Dopo l’Epopea di Alessandro Magno il luogo in cui tutta questa conoscenza si è riunita è stato comunque la Città di Alessandria che ha ospitato fra le sue mura intelletti di assoluto livello come ad esempio l’astrologo Claudio Tolomeo e la filosofa Ipàzia.

E in quei tempi si è andato anche formando lo gnosticismo, una ricerca della salvezza tramite la conoscenza, che avrebbe traghettato con il suo sincretismo religioso molti simboli dalle antiche tradizioni ermetiche al neonato Cristianesimo.

Osiride si sarebbe allora trasfigurato in Dio padre (quello cristiano) e Iside nella dea madre (la Madonna) mentre Orus, il figlio, avrebbe preso le sembianze del Messia Gesù, generato tramite un fallo artificiale (spesso raffigurato in un obelisco) o per Immacolata concezione nella dottrina cristiana.

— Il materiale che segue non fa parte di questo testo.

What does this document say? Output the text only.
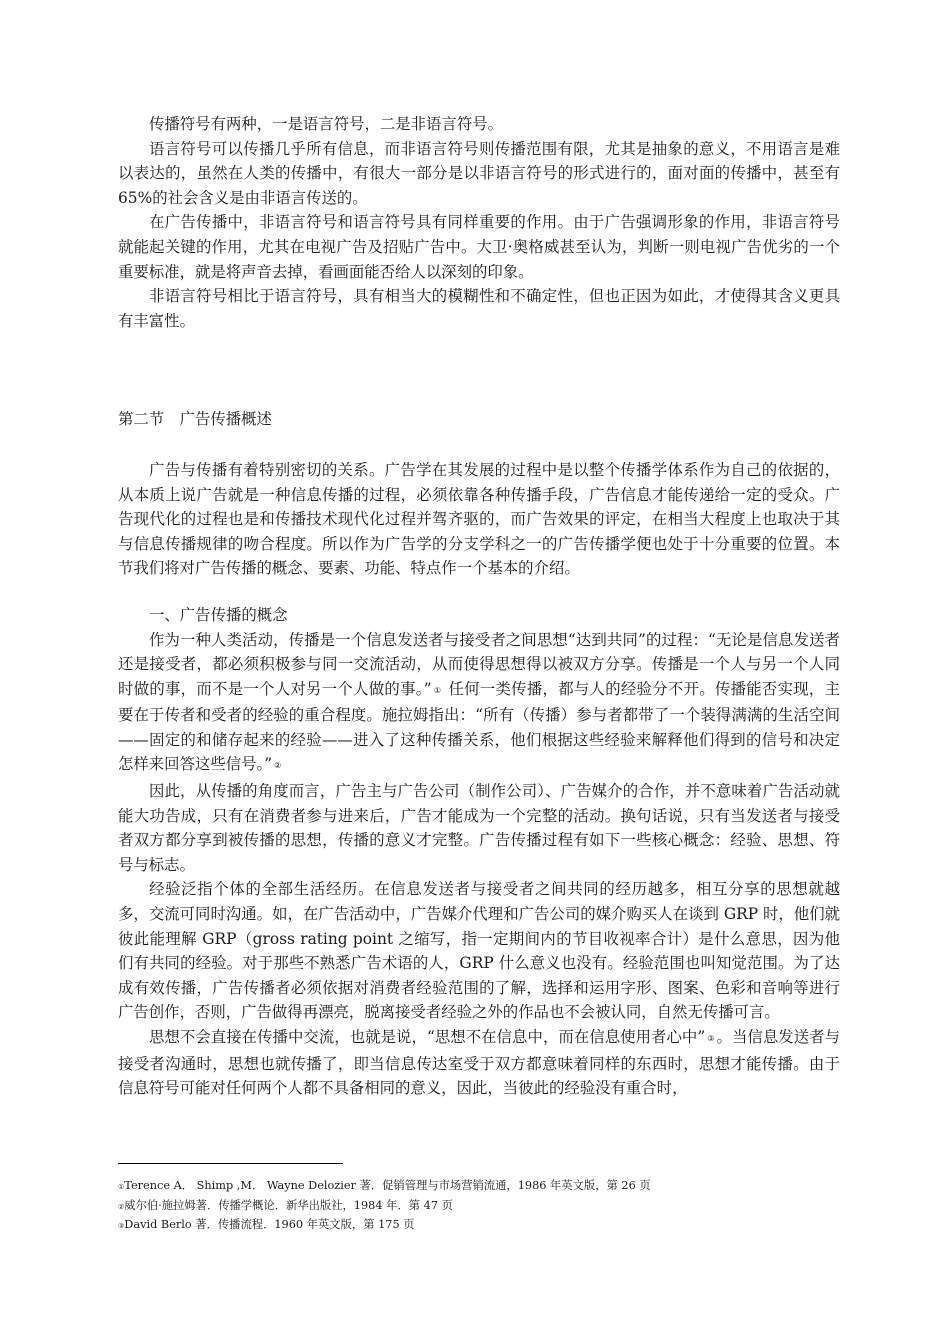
传播符号有两种，一是语言符号，二是非语言符号。

语言符号可以传播几乎所有信息，而非语言符号则传播范围有限，尤其是抽象的意义，不用语言是难以表达的，虽然在人类的传播中，有很大一部分是以非语言符号的形式进行的，面对面的传播中，甚至有 65%的社会含义是由非语言传送的。

在广告传播中，非语言符号和语言符号具有同样重要的作用。由于广告强调形象的作用，非语言符号就能起关键的作用，尤其在电视广告及招贴广告中。大卫·奥格威甚至认为，判断一则电视广告优劣的一个重要标准，就是将声音去掉，看画面能否给人以深刻的印象。

非语言符号相比于语言符号，具有相当大的模糊性和不确定性，但也正因为如此，才使得其含义更具有丰富性。

第二节　广告传播概述

广告与传播有着特别密切的关系。广告学在其发展的过程中是以整个传播学体系作为自己的依据的，从本质上说广告就是一种信息传播的过程，必须依靠各种传播手段，广告信息才能传递给一定的受众。广告现代化的过程也是和传播技术现代化过程并驾齐驱的，而广告效果的评定，在相当大程度上也取决于其与信息传播规律的吻合程度。所以作为广告学的分支学科之一的广告传播学便也处于十分重要的位置。本节我们将对广告传播的概念、要素、功能、特点作一个基本的介绍。

一、广告传播的概念

作为一种人类活动，传播是一个信息发送者与接受者之间思想“达到共同”的过程：“无论是信息发送者还是接受者，都必须积极参与同一交流活动，从而使得思想得以被双方分享。传播是一个人与另一个人同时做的事，而不是一个人对另一个人做的事。” ① 任何一类传播，都与人的经验分不开。传播能否实现，主要在于传者和受者的经验的重合程度。施拉姆指出：“所有（传播）参与者都带了一个装得满满的生活空间——固定的和储存起来的经验——进入了这种传播关系，他们根据这些经验来解释他们得到的信号和决定怎样来回答这些信号。” ②

因此，从传播的角度而言，广告主与广告公司（制作公司）、广告媒介的合作，并不意味着广告活动就能大功告成，只有在消费者参与进来后，广告才能成为一个完整的活动。换句话说，只有当发送者与接受者双方都分享到被传播的思想，传播的意义才完整。广告传播过程有如下一些核心概念：经验、思想、符号与标志。

经验泛指个体的全部生活经历。在信息发送者与接受者之间共同的经历越多，相互分享的思想就越多，交流可同时沟通。如，在广告活动中，广告媒介代理和广告公司的媒介购买人在谈到 GRP 时，他们就彼此能理解 GRP（gross rating point 之缩写，指一定期间内的节目收视率合计）是什么意思，因为他们有共同的经验。对于那些不熟悉广告术语的人，GRP 什么意义也没有。经验范围也叫知觉范围。为了达成有效传播，广告传播者必须依据对消费者经验范围的了解，选择和运用字形、图案、色彩和音响等进行广告创作，否则，广告做得再漂亮，脱离接受者经验之外的作品也不会被认同，自然无传播可言。

思想不会直接在传播中交流，也就是说，“思想不在信息中，而在信息使用者心中” ③ 。当信息发送者与接受者沟通时，思想也就传播了，即当信息传达室受于双方都意味着同样的东西时，思想才能传播。由于信息符号可能对任何两个人都不具备相同的意义，因此，当彼此的经验没有重合时，

①Terence A． Shimp ,M． Wayne Delozier 著．促销管理与市场营销流通，1986 年英文版，第 26 页
②威尔伯·施拉姆著．传播学概论．新华出版社，1984 年．第 47 页
③David Berlo 著．传播流程．1960 年英文版，第 175 页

In seguito, dopo anni di oscurità medioevali, la riscoperta delle antiche tradizioni ermetiche e il richiamo della Gnosi ad un confronto diretto con la divinità sono poi riemersi nel Rinascimento, con le traduzioni del filosofo neoplatonico Marsilio Ficino, e nella Riforma protestante, capitanata dal teologo Martin Lutero.

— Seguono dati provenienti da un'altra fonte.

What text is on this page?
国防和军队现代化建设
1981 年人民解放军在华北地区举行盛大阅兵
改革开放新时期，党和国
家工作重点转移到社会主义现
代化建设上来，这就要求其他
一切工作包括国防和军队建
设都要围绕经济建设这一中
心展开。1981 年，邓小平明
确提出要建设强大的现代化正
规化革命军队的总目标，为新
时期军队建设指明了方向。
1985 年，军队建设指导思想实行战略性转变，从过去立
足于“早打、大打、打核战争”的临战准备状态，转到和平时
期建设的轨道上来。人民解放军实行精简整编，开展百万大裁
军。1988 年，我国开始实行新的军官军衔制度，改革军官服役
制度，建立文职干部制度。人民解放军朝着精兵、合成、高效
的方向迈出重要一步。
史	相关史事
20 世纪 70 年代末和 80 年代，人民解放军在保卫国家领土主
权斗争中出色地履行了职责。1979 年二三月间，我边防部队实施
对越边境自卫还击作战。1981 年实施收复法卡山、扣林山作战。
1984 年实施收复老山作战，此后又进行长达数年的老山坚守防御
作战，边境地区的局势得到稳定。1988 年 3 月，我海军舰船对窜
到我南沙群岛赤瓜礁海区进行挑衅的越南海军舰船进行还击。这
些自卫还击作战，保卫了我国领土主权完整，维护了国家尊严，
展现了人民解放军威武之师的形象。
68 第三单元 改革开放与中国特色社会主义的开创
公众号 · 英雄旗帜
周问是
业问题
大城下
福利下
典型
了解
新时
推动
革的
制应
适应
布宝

E nei decenni immediatamente successivi il filosofo italiano Giordano Bruno, dopo aver elogiato la sapienza ermetica egizia di fronte alla supposta ignoranza cristiana, è stato arso vivo in Campo dei fiori il 17 Febbraio 1600 secondo uno stilema tipico dell’Inquisizione. 

Erano infatti quelli i tempi dello scontro tra il Vecchio ordine mondiale, con sede centrale a Roma, e il Nuovo ordine mondiale, facente capo a Londra, che avrebbe visto prevalere in seguito le sorti del secondo.

E dopo i fasti della Rivoluzione francese un giacobino della prima ora come Napoleone Bonaparte è salito al potere per riconquistare l’Europa e l’Egitto, compiendo, proprio all’interno delle Piramidi, nuovi e misteriosi riti d’iniziazione.

La grande madre Britannia ha poi rimesso il Nuovo ordine al suo posto spianando la strada alle democrazie e ai liberalismi di maniera.

Le stelle sono allora ritornate a brillare per uomini come il mago Aleister Crowley che ha affermato anche in onore delle divinità egiziane: “Every man and every woman is a star”.

Ma ancora, di questi tempi, per coloro che non avessero ancora afferrato, è forse utile ricordare che gli antichi Romani avevano già chiamato la capitale d’oltralpe “Par-Isis” ovvero Par (vicino) a Isis.

E questa divinità ha ricoperto un ruolo centrale in oriente e occidente essendo nota come Semiramide, per gli antichi Babilonesi, Iside, per gli antichi Egiziani, e Madonna, per gli attuali Cristiani.

Nell’immagine la Statua della libertà posizionata al centro della baia di Manhattan (New York), sulla rocciosa Liberty Island.